Dumbly's title...
Rita Winston
catlady at wicca.net
Sat Sep 23 16:50:35 UTC 2000
No: HPFGUIDX 1961
--- In HPforGrownups at egroups.com, "Scott " <harry_potter00 at y...>
wrote:
>
> Headmaster: ALBUS DUMBLEDORE
> (Order of Merlin, First class, Grand Sorc., Chf. Warlock, Supreme
> Mugwump, International Confed. of Wizards)
>
> ...Hmmm, most these are pretty self- explanatory except for
> Mugwump...Any Ideas what this could be?
In this context, 'mugwump' means 'big shot'.

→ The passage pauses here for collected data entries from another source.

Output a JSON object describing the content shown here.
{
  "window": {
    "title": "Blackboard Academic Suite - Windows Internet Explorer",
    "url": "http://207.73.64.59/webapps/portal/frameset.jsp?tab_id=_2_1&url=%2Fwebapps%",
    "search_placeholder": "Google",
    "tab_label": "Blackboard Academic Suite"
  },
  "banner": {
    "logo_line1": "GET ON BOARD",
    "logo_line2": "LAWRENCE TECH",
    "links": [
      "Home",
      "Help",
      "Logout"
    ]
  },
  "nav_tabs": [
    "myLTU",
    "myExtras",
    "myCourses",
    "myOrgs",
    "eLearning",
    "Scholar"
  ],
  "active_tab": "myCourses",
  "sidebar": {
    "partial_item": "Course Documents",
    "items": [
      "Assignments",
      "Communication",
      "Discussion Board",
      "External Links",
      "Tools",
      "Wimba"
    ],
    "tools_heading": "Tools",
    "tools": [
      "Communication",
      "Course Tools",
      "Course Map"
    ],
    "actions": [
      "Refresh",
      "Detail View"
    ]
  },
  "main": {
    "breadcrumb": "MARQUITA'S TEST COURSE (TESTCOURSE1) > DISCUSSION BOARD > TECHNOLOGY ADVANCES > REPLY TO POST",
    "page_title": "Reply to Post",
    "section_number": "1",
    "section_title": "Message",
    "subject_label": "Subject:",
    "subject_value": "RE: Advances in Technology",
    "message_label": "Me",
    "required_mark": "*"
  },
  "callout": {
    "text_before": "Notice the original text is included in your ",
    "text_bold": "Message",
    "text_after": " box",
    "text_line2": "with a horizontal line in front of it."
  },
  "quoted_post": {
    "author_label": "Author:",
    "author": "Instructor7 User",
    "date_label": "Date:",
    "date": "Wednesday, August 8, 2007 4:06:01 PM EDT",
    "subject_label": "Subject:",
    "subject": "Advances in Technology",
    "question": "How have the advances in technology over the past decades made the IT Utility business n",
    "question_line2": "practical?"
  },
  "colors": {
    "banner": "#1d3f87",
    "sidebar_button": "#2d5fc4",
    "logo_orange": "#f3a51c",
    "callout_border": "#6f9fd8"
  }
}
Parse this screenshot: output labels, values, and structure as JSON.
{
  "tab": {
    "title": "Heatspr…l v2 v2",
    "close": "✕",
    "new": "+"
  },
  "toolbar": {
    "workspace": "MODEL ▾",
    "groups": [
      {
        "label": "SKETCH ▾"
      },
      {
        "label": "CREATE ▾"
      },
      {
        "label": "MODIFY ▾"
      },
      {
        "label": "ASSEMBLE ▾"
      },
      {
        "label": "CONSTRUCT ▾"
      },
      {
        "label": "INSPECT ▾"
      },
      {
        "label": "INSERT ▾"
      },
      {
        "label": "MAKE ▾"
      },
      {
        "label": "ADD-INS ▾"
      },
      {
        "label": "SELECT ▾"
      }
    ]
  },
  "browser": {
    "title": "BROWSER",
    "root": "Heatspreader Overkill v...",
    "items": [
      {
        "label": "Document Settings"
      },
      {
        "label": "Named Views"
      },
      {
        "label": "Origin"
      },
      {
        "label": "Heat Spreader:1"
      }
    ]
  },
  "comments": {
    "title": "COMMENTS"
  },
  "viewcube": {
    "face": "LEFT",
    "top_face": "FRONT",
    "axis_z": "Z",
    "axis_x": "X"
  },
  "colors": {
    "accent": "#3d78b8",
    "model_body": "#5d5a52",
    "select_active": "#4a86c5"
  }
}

In the first half of the Nineteenth Century in USA, there was a
political secret society named The Indian Lodge of Chief Mugwump
whose agenda was to compromise the slavery/abolition question. A
famous cartoonist at the time drew a cartoon with the caption: "It's
a Mugwump: his Mug on one side of the fence and his Wump is on the
other." In elementary school I was taught that they were named for
that cartoon, but later I learned that the cartoon was based on the
name of their club. Tim just now looked in our 1987 Random House
nabridged Dictionary and found that 'mugwump' in the name of the
political club was based on the Algonquin Indian word for 'war
chief': mugquomp, syncopated from muggum-quomp.
I'm confused as to HOW MANY different titles are on that letterhead:
that is, is Order of Merlin, First class, Grand Sorceror all one
title and does Chief Warlock, Supreme Mugwump, International
Confederation of Wizards means Chief Warlock and Supreme Mugwump of
the International Confederation of Wizards, and is the Supreme
Mugwump of the Int'l Confederation of Wizards more like the
Secretary-General of the UN, the President of USA, or the President
of the Archaeological Institute of America or the American Chemical
Society?
And what is WARLOCK? Dumbledore is Chief Warlock (of something), in
PoA, a group of rowdy warlocks are getting at a table in The Three
Broomsticks, etc. It's not just another word for male magic users:
they are always called 'wizards'. Until JKR tells us, my current
theory is that 'warlock' is M.P. -- an elected representative to the
wizard parliament, which is called Warlocks' Convention: "Dragon
breeding was outlawed by the Warlocks' Convention of 1709, everyone
knows that." (quote from Ron in Book 1). I was always told that
'warlock' originated as a Saxon word meaning 'oath breaker', which
many people would say refers to campaign promises.